My sum of 17 indicators was up to +7 on the day from +4 Friday.
My smoothed version of the 10-day version of this indicator is still bullish. RSI
and Bollinger Bands are both close to “overbought” but not yet there. (RSI was overbought
last Thursday but it has retreated since then and is now at 75.)
As I noted last week, I think the next big move up, say
around 1%, could mark another short-term top. From there a retreat of some
kind, probably in the 3-5% range, is probable.
I’ve been writing for a while that “there isn’t any news
now that signals a bear market.” That’s true – there isn’t any news that is
surprising the market, but there are some topping signs. VIX & Margin Debt
are 2 that jump out. Margin Debt is again at all-time highs. When it peaks, it suggests extreme Bullishness
and that’s a bearish indicator.
I’ve previously pointed out that VIX below 10 has preceded
the 2 prior crashes (2001, 2007) by about 6-months. Does that mean another
crash is coming? The indicator doesn’t have enough data points to make that conclusion,
but it is a concern. Low VIX indicates
extreme complacency. A shock to the system, bad news or otherwise, would likely
result in a rapid descent of some sort.
I remain bullish longer-term. One wonders when this party
will end so I will worry if the numbers deteriorate, but I remain fully
invested.
TODAY’S RANKING OF 15 ETFs (Ranked Daily)
The top ranked ETF receives 100%. The rest are then
ranked based on their momentum relative to the leading ETF. While momentum isn’t stock performance per
se, momentum is closely related to stock performance. For example, over the 4-months
from Oct thru mid-February 2016, the number 1 ranked Financials (XLF) outperformed
the S&P 500 by nearly 20%.
*For additional background on the ETF ranking system see
NTSM Page at…
Aerospace and Defense (ITA) remained #1 today. I am in
ITA as of 21 Sept.
Avoid XLE; its 120-day moving average is still falling.
SHORT-TERM TRADING PORTFOLIO - 2017 (Small-% of the
total portfolio)
LONG
-“In a bull market, you can only be long or
neutral.” – D. Gartman
-“The best policy
is to avoid shorting unless a major bear market is underway and downside
momentum has been thoroughly established. Even then, your timing must sometimes
be perfect. In a bull market the trend is truly your friend, and trading
against the grain is usually a fool's errand.” – Clif Droke.

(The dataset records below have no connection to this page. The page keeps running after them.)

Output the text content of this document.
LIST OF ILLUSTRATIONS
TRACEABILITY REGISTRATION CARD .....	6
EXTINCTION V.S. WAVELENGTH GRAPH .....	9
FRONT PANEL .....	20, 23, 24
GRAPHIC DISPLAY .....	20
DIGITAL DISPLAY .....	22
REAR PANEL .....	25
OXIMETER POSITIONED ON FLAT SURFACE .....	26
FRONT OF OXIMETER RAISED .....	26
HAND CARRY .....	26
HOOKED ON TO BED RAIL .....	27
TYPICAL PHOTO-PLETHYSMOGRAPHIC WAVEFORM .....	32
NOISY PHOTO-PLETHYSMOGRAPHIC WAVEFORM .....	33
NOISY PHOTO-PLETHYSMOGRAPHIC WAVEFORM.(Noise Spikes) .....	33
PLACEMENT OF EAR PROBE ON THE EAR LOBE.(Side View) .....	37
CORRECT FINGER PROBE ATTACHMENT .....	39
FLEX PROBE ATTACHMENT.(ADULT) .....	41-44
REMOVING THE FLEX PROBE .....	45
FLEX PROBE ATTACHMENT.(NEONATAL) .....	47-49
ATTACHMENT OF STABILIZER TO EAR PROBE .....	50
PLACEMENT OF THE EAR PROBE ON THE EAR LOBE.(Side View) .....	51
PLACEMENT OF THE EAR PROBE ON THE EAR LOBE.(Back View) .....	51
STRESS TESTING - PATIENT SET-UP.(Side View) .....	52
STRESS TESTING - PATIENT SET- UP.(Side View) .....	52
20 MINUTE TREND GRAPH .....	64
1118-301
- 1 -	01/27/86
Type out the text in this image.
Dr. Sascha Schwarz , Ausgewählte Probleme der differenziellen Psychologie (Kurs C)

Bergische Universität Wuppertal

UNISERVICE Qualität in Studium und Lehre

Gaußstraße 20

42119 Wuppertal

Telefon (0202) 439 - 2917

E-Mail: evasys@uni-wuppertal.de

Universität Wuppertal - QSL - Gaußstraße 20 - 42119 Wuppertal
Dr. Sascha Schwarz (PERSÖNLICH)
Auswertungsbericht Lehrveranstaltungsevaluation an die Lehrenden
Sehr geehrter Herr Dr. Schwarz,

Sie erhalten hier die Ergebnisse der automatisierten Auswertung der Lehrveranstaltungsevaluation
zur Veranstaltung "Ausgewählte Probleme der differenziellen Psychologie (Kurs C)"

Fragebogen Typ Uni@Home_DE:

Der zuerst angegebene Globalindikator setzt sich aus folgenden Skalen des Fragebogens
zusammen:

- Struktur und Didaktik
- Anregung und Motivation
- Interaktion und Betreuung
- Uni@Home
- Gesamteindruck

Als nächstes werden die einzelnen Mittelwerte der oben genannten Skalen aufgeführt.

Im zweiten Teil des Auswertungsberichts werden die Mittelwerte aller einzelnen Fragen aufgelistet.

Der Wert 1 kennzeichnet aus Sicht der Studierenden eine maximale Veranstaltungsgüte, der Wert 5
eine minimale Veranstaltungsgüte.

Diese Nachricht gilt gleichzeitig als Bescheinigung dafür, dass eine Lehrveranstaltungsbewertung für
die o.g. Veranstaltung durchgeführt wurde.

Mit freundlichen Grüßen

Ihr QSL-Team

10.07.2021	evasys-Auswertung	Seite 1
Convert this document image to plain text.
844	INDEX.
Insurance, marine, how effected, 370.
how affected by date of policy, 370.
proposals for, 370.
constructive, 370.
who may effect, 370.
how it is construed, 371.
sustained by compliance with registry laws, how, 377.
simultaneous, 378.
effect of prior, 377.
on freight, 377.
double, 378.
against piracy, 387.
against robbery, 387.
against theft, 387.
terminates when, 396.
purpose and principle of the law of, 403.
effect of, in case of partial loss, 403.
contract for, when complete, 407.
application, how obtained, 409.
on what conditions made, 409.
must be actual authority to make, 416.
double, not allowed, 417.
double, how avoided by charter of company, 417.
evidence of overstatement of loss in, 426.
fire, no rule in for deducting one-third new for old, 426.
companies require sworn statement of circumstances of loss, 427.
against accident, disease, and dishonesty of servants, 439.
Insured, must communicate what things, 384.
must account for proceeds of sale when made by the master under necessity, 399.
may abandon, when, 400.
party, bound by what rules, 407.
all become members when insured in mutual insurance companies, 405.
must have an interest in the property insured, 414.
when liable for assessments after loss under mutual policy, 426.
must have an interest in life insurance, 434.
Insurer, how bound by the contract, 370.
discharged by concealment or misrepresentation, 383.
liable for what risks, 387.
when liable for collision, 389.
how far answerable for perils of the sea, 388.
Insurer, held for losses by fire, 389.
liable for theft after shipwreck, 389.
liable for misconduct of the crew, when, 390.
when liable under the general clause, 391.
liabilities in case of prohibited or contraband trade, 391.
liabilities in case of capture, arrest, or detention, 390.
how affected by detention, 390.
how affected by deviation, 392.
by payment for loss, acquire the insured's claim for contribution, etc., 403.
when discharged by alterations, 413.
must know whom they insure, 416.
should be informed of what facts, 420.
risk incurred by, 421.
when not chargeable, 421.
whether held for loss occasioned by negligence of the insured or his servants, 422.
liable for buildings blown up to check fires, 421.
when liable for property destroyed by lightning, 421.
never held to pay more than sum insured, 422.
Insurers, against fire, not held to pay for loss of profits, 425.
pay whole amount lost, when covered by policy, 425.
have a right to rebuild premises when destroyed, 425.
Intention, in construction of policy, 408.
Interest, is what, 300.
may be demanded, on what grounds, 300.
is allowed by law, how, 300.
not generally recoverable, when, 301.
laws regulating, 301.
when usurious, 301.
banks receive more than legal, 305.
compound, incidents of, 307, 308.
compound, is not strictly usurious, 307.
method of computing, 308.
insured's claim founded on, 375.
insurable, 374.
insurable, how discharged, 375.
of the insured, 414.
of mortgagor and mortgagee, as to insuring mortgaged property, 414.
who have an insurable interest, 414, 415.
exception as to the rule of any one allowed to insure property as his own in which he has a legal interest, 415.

-“Commandment #1: “Thou Shall Not Trade Against the Trend.” - James P. Arthur Huprich
MONDAY MARKET INTERNALS (NYSE DATA)
Market Internals
remained Neutral on the market.
Market Internals are a decent trend-following analysis of
current market action, but should not be used alone for short term trading.
They are usually right, but they are often late. They are most useful when they diverge from
the Index. In 2014, using these internals
alone would have made a 9% return vs. 13% for the S&P 500 (in on Positive,
out on Negative – no shorting).
LONG TERM INDICATOR
Monday, the Price
indicator was positive; Sentiment, VIX & Volume indicators were neutral.
With VIX recently below 10 for a couple of days in May, June, July, August and
September, VIX may be prone to incorrect signals. Usually, a rising VIX is a
bad market sign; now it may move up, but that might just signal normalization
of VIX, i.e., VIX and the Index may both rise. As an indicator, VIX is out of
the picture for a while.
MY INVESTED STOCK POSITION:
TSP (RETIREMENT ACCOUNT – GOV EMPLOYEES) ALLOCATION
I increased
stock allocation to 50% stocks in the S&P 500 Index fund (C-Fund) 24 March
2017 in my long-term accounts, based on short-term indicators. The remainder
is 50% G-Fund (Government securities). This is a conservative retiree
allocation, but I consider it fully invested for my situation.